Twitch under fire as streamers demand firmer response to ‘hate raid’ harassment

Dylan Horetski
Twitch.tv Logo

Over a week after #TwitchDoBetter started trending, Twitch is under more scrutiny as streamers demand firmer action against hate raid harassment.

Twitch’s TOS condemn any “hateful conduct” on their platform, which specifies anything that includes discrimination based on ‘race, ethnicity, and color.’

Unfortunately, bigots and follow bots do still operate on there, and an unknown user has been creating hundreds of accounts to harass marginalized streamers with racist chat spam.

More than a week after the creation of #TwitchDoBetter on Twitter, by activist and streamer RekItRaven, Twitch has only publicly responded once with a series of tweets announcing plans for later in the year.

Following the reveal of plans for channel-level ban evasion detection and account verification improvements, that was the last we heard from company chiefs regarding issues of increased harassment on the platform.

RekItRaven
RekItRaven created the #TwitchDoBetter hashtag, leading the movement.

Those affected have continued on with supporting each other as well as creating another Twitter hashtag, #SubOffTwitch, hoping that if supporters take their money off of the Amazon-owned platform, it might lead to another response.

Along with #TwitchDoBetter and #SubOffTwitch being used to bring attention to the issue, streamers have also created a petition and a hate raid response group under the Twitter handle @EndHateRaids

Twitch under scrutiny

Since Twitch’s reply regarding ban detection and account verification improvements, those affected haven’t heard anything else.
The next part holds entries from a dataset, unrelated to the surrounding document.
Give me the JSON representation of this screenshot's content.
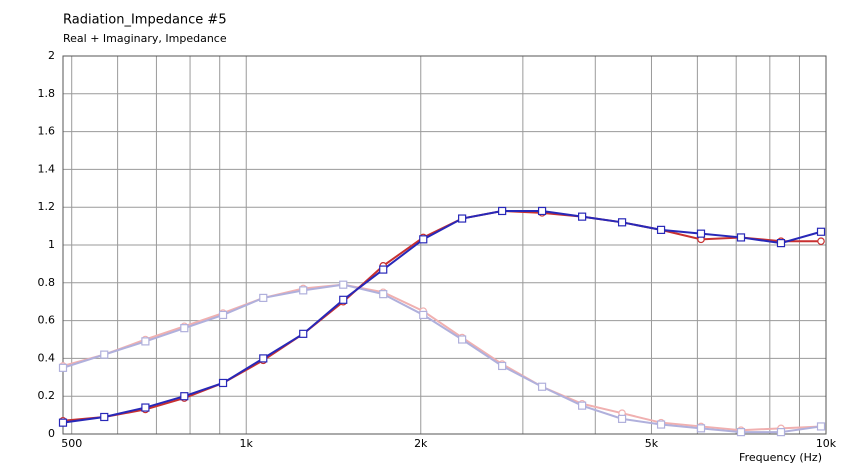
{
  "chart_data": {
    "type": "line",
    "title": "Radiation_Impedance #5",
    "subtitle": "Real + Imaginary, Impedance",
    "x_label": "Frequency  (Hz)",
    "x": [
      483,
      569,
      670,
      782,
      912,
      1070,
      1254,
      1470,
      1723,
      2020,
      2357,
      2763,
      3238,
      3796,
      4449,
      5194,
      6087,
      7135,
      8363,
      9804
    ],
    "series": [
      {
        "color": "#f0b0b0",
        "marker": "circle",
        "values": [
          0.36,
          0.42,
          0.5,
          0.57,
          0.64,
          0.72,
          0.77,
          0.79,
          0.75,
          0.65,
          0.51,
          0.37,
          0.25,
          0.16,
          0.11,
          0.06,
          0.04,
          0.02,
          0.03,
          0.04
        ]
      },
      {
        "color": "#b0b0dc",
        "marker": "square",
        "values": [
          0.35,
          0.42,
          0.49,
          0.56,
          0.63,
          0.72,
          0.76,
          0.79,
          0.74,
          0.63,
          0.5,
          0.36,
          0.25,
          0.15,
          0.08,
          0.05,
          0.03,
          0.01,
          0.01,
          0.04
        ]
      },
      {
        "color": "#c83030",
        "marker": "circle",
        "values": [
          0.07,
          0.09,
          0.13,
          0.19,
          0.27,
          0.39,
          0.53,
          0.7,
          0.89,
          1.04,
          1.14,
          1.18,
          1.17,
          1.15,
          1.12,
          1.08,
          1.03,
          1.04,
          1.02,
          1.02
        ]
      },
      {
        "color": "#2828b8",
        "marker": "square",
        "values": [
          0.06,
          0.09,
          0.14,
          0.2,
          0.27,
          0.4,
          0.53,
          0.71,
          0.87,
          1.03,
          1.14,
          1.18,
          1.18,
          1.15,
          1.12,
          1.08,
          1.06,
          1.04,
          1.01,
          1.07
        ]
      }
    ],
    "xlog": true,
    "xlim": [
      483,
      10000
    ],
    "xticks": [
      500,
      {
        "value": 1000,
        "label": "1k"
      },
      {
        "value": 2000,
        "label": "2k"
      },
      {
        "value": 5000,
        "label": "5k"
      },
      {
        "value": 10000,
        "label": "10k"
      }
    ],
    "xgrid": [
      600,
      700,
      800,
      900,
      3000,
      4000,
      6000,
      7000,
      8000,
      9000
    ],
    "ylim": [
      0,
      2
    ],
    "yticks": [
      0,
      0.2,
      0.4,
      0.6,
      0.8,
      1,
      1.2,
      1.4,
      1.6,
      1.8,
      2
    ],
    "grid": true
  }
}
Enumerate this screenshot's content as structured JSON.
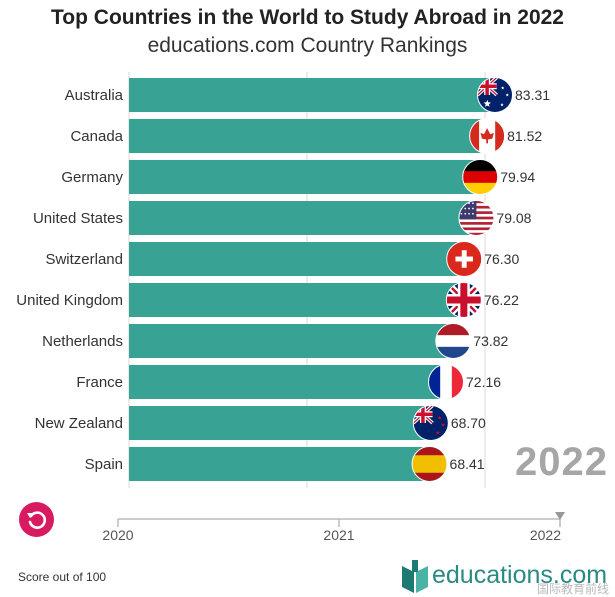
{
  "header": {
    "title": "Top Countries in the World to Study Abroad in 2022",
    "subtitle": "educations.com Country Rankings"
  },
  "chart_data": {
    "type": "bar",
    "orientation": "horizontal",
    "categories": [
      "Australia",
      "Canada",
      "Germany",
      "United States",
      "Switzerland",
      "United Kingdom",
      "Netherlands",
      "France",
      "New Zealand",
      "Spain"
    ],
    "values": [
      83.31,
      81.52,
      79.94,
      79.08,
      76.3,
      76.22,
      73.82,
      72.16,
      68.7,
      68.41
    ],
    "value_labels": [
      "83.31",
      "81.52",
      "79.94",
      "79.08",
      "76.30",
      "76.22",
      "73.82",
      "72.16",
      "68.70",
      "68.41"
    ],
    "flag_icons": [
      "australia-flag-icon",
      "canada-flag-icon",
      "germany-flag-icon",
      "usa-flag-icon",
      "switzerland-flag-icon",
      "uk-flag-icon",
      "netherlands-flag-icon",
      "france-flag-icon",
      "new-zealand-flag-icon",
      "spain-flag-icon"
    ],
    "bar_color": "#38a394",
    "year": "2022",
    "timeline": {
      "ticks": [
        "2020",
        "2021",
        "2022"
      ],
      "current": "2022"
    },
    "xlabel": "",
    "ylabel": "",
    "grid": true,
    "legend": "none"
  },
  "controls": {
    "replay_icon": "replay-icon",
    "color": "#d81b60"
  },
  "footer": {
    "note": "Score out of 100",
    "brand": "educations.com",
    "watermark": "国际教育前线"
  }
}
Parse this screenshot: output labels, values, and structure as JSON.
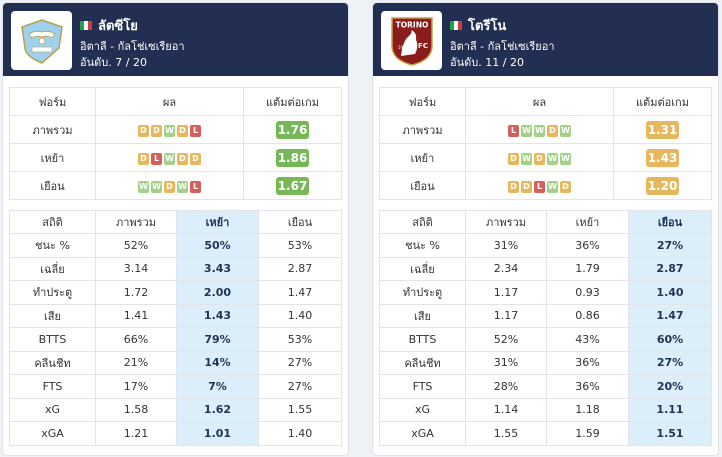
{
  "colors": {
    "header_bg": "#232f52",
    "highlight_bg": "#dbeefa",
    "win": "#a3d18a",
    "draw": "#e7b75e",
    "loss": "#d45f5b",
    "ppg_green": "#76b857",
    "ppg_orange": "#e7b75e"
  },
  "teams": [
    {
      "name": "ลัตซีโย",
      "country_league": "อิตาลี - กัลโช่เซเรียอา",
      "rank": "อันดับ. 7 / 20",
      "logo_icon": "lazio-crest-icon",
      "form_header": {
        "col1": "ฟอร์ม",
        "col2": "ผล",
        "col3": "แต้มต่อเกม"
      },
      "form_rows": [
        {
          "label": "ภาพรวม",
          "results": [
            "D",
            "D",
            "W",
            "D",
            "L"
          ],
          "ppg": "1.76",
          "ppg_color": "green"
        },
        {
          "label": "เหย้า",
          "results": [
            "D",
            "L",
            "W",
            "D",
            "D"
          ],
          "ppg": "1.86",
          "ppg_color": "green"
        },
        {
          "label": "เยือน",
          "results": [
            "W",
            "W",
            "D",
            "W",
            "L"
          ],
          "ppg": "1.67",
          "ppg_color": "green"
        }
      ],
      "stats_header": [
        "สถิติ",
        "ภาพรวม",
        "เหย้า",
        "เยือน"
      ],
      "highlight_col": 2,
      "stats": [
        [
          "ชนะ %",
          "52%",
          "50%",
          "53%"
        ],
        [
          "เฉลี่ย",
          "3.14",
          "3.43",
          "2.87"
        ],
        [
          "ทำประตู",
          "1.72",
          "2.00",
          "1.47"
        ],
        [
          "เสีย",
          "1.41",
          "1.43",
          "1.40"
        ],
        [
          "BTTS",
          "66%",
          "79%",
          "53%"
        ],
        [
          "คลีนชีท",
          "21%",
          "14%",
          "27%"
        ],
        [
          "FTS",
          "17%",
          "7%",
          "27%"
        ],
        [
          "xG",
          "1.58",
          "1.62",
          "1.55"
        ],
        [
          "xGA",
          "1.21",
          "1.01",
          "1.40"
        ]
      ]
    },
    {
      "name": "โตรีโน",
      "country_league": "อิตาลี - กัลโช่เซเรียอา",
      "rank": "อันดับ. 11 / 20",
      "logo_icon": "torino-crest-icon",
      "logo_text": [
        "TORINO",
        "FC",
        "1906"
      ],
      "form_header": {
        "col1": "ฟอร์ม",
        "col2": "ผล",
        "col3": "แต้มต่อเกม"
      },
      "form_rows": [
        {
          "label": "ภาพรวม",
          "results": [
            "L",
            "W",
            "W",
            "D",
            "W"
          ],
          "ppg": "1.31",
          "ppg_color": "orange"
        },
        {
          "label": "เหย้า",
          "results": [
            "D",
            "W",
            "D",
            "W",
            "W"
          ],
          "ppg": "1.43",
          "ppg_color": "orange"
        },
        {
          "label": "เยือน",
          "results": [
            "D",
            "D",
            "L",
            "W",
            "D"
          ],
          "ppg": "1.20",
          "ppg_color": "orange"
        }
      ],
      "stats_header": [
        "สถิติ",
        "ภาพรวม",
        "เหย้า",
        "เยือน"
      ],
      "highlight_col": 3,
      "stats": [
        [
          "ชนะ %",
          "31%",
          "36%",
          "27%"
        ],
        [
          "เฉลี่ย",
          "2.34",
          "1.79",
          "2.87"
        ],
        [
          "ทำประตู",
          "1.17",
          "0.93",
          "1.40"
        ],
        [
          "เสีย",
          "1.17",
          "0.86",
          "1.47"
        ],
        [
          "BTTS",
          "52%",
          "43%",
          "60%"
        ],
        [
          "คลีนชีท",
          "31%",
          "36%",
          "27%"
        ],
        [
          "FTS",
          "28%",
          "36%",
          "20%"
        ],
        [
          "xG",
          "1.14",
          "1.18",
          "1.11"
        ],
        [
          "xGA",
          "1.55",
          "1.59",
          "1.51"
        ]
      ]
    }
  ]
}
On August 18, Twitch Support released a tweet announcing new VOD and clip settings – which was met with replies asking about the response to hate raids and what they were going to do to stop the attacks on streamers of all kinds.

https://twitter.com/SirKatelyn/status/1428100605633974273?s=20

Unfortunately for those affected, Twitch continued the day ignoring any questions regarding the attacks, while responding to replies regarding the VOD and clip topic at hand.
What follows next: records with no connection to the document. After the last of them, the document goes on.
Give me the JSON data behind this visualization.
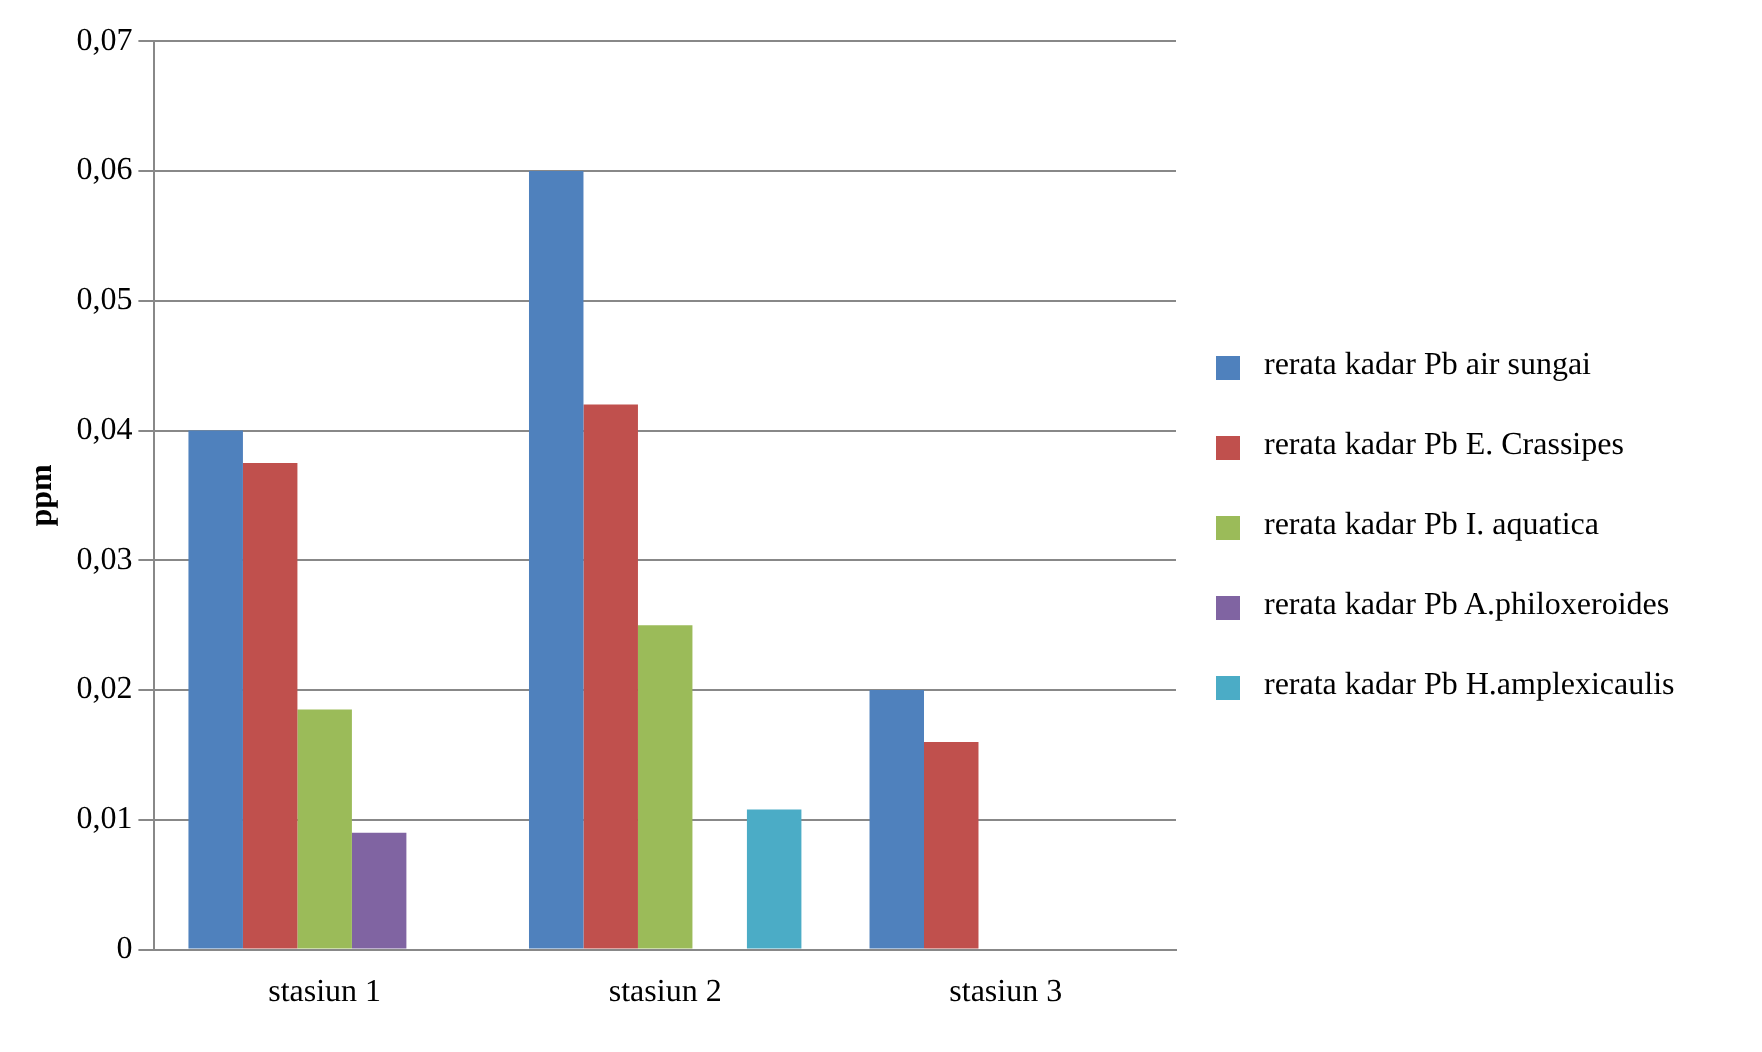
{
  "chart_data": {
    "type": "bar",
    "ylabel": "ppm",
    "categories": [
      "stasiun 1",
      "stasiun 2",
      "stasiun 3"
    ],
    "series": [
      {
        "name": "rerata kadar Pb air sungai",
        "color": "#4f81bd",
        "values": [
          0.04,
          0.06,
          0.02
        ]
      },
      {
        "name": "rerata kadar Pb E. Crassipes",
        "color": "#c0504d",
        "values": [
          0.0375,
          0.042,
          0.016
        ]
      },
      {
        "name": "rerata kadar Pb I. aquatica",
        "color": "#9bbb59",
        "values": [
          0.0185,
          0.025,
          null
        ]
      },
      {
        "name": "rerata kadar Pb A.philoxeroides",
        "color": "#8064a2",
        "values": [
          0.009,
          null,
          null
        ]
      },
      {
        "name": "rerata kadar Pb H.amplexicaulis",
        "color": "#4bacc6",
        "values": [
          null,
          0.0108,
          null
        ]
      }
    ],
    "ylim": [
      0,
      0.07
    ],
    "yticks": [
      0,
      {
        "value": 0.01,
        "label": "0,01"
      },
      {
        "value": 0.02,
        "label": "0,02"
      },
      {
        "value": 0.03,
        "label": "0,03"
      },
      {
        "value": 0.04,
        "label": "0,04"
      },
      {
        "value": 0.05,
        "label": "0,05"
      },
      {
        "value": 0.06,
        "label": "0,06"
      },
      {
        "value": 0.07,
        "label": "0,07"
      }
    ],
    "grid": "y",
    "legend": "right"
  }
}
The lack of action has also left social media users in an uproar, including the #TwitchDoBetter creator citing “enough is enough”.

iamBrandon aldo added: “This is exactly why black folks were calling for accountability of people who screamed ‘support black creators’ last year and obviously not saying anything now.”

What are ‘hate raids?’

Unfortunately, hate raids are nothing new to the live streaming platform. They consist of mass-created bot accounts spamming racial and homophobic slurs directed at some creators while live streaming.

These often derail the stream and ruin a creator’s mood, often leading to them ending the stream due to verbal attacks.

While there are precautions streamers can have in place for the platform’s built-in raid system like turning raids off and turning on follower-only chat, these pointed attacks often bypass these precautions, as seen here.